Australia posted its lowest unemployment rate in 48 years on Thursday, two days before the federal election of Prime Minister Scott Morrison, who is fighting for power.
Unemployment fell to 3.85 percent in April, the lowest level since 1974 – when Flord trousers were in fashion and US President Richard Nixon resigned over the Watergate scandal.
The Australian economy created an additional 92,400 full-time jobs a month, according to the Australian Bureau of Statistics.
This helped reduce the seasonally adjusted unemployment rate in April to 3.93 percent from the previous month.
Many employers say they are struggling to find workers in the tight job market.
“We’re definitely still short of staff,” said Matt Jenkins, human resources manager at Sydney restaurant group Applejack Hospitality.
“I know for chefs, they can have multiple job offers at once. Even the candidates we are talking to have been sitting around with offers for weeks while they are still promoting the market,” he told AFP.
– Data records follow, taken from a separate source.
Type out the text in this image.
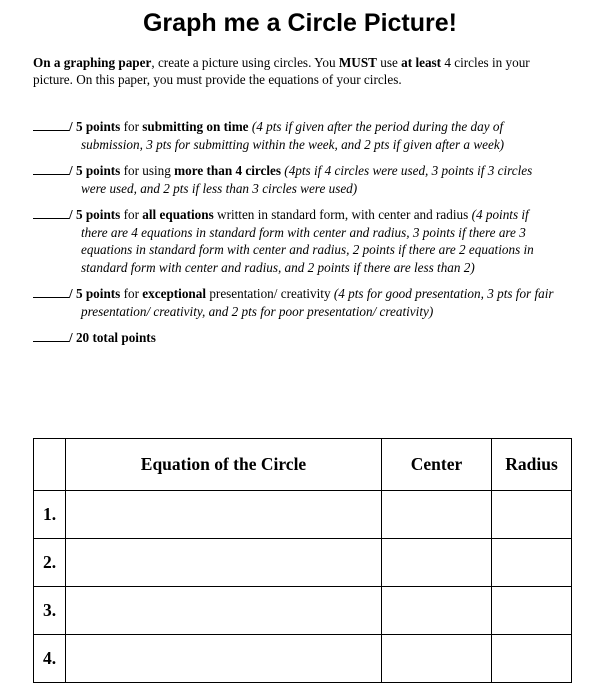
Graph me a Circle Picture!

On a graphing paper, create a picture using circles. You MUST use at least 4 circles in your picture. On this paper, you must provide the equations of your circles.

/ 5 points for submitting on time (4 pts if given after the period during the day of submission, 3 pts for submitting within the week, and 2 pts if given after a week)
/ 5 points for using more than 4 circles (4pts if 4 circles were used, 3 points if 3 circles were used, and 2 pts if less than 3 circles were used)
/ 5 points for all equations written in standard form, with center and radius (4 points if there are 4 equations in standard form with center and radius, 3 points if there are 3 equations in standard form with center and radius, 2 points if there are 2 equations in standard form with center and radius, and 2 points if there are less than 2)
/ 5 points for exceptional presentation/ creativity (4 pts for good presentation, 3 pts for fair presentation/ creativity, and 2 pts for poor presentation/ creativity)
/ 20 total points
	Equation of the Circle	Center	Radius
1.			
2.			
3.			
4.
Bruno Goncalves, co-owner of the AIDS restaurant and bar in central Sydney, says hiring experienced staff has been particularly difficult for him.
The reopening of Australia’s international border has resulted in more foreign job seekers being shut down for nearly two years to keep the Kovid-19 virus at bay.
These foreign candidates were mostly inexperienced, they left the business with supervising managers and “new, zero-experienced” staff but very few experienced bars and waiting staff.
Opinion polls show the ruling Conservative Alliance lags slightly behind the opposition Labor Party in a tough electoral race.
But surveys indicate that rising living costs, not employment, are a priority for voters.
Opposition Labor leader Anthony Albanese’s economic credentials have been questioned by Morrison, notably since he forgot the unemployment rate during a questioning of reporters more than a month ago.
Albanese said he supported the minimum wage increase, which was in line with inflation, which had risen to 5.1 percent as prices rose in stores, petrol stations and the housing market.
(Except for the title, this story was not edited by NDTV staff and was published from a syndicated feed.)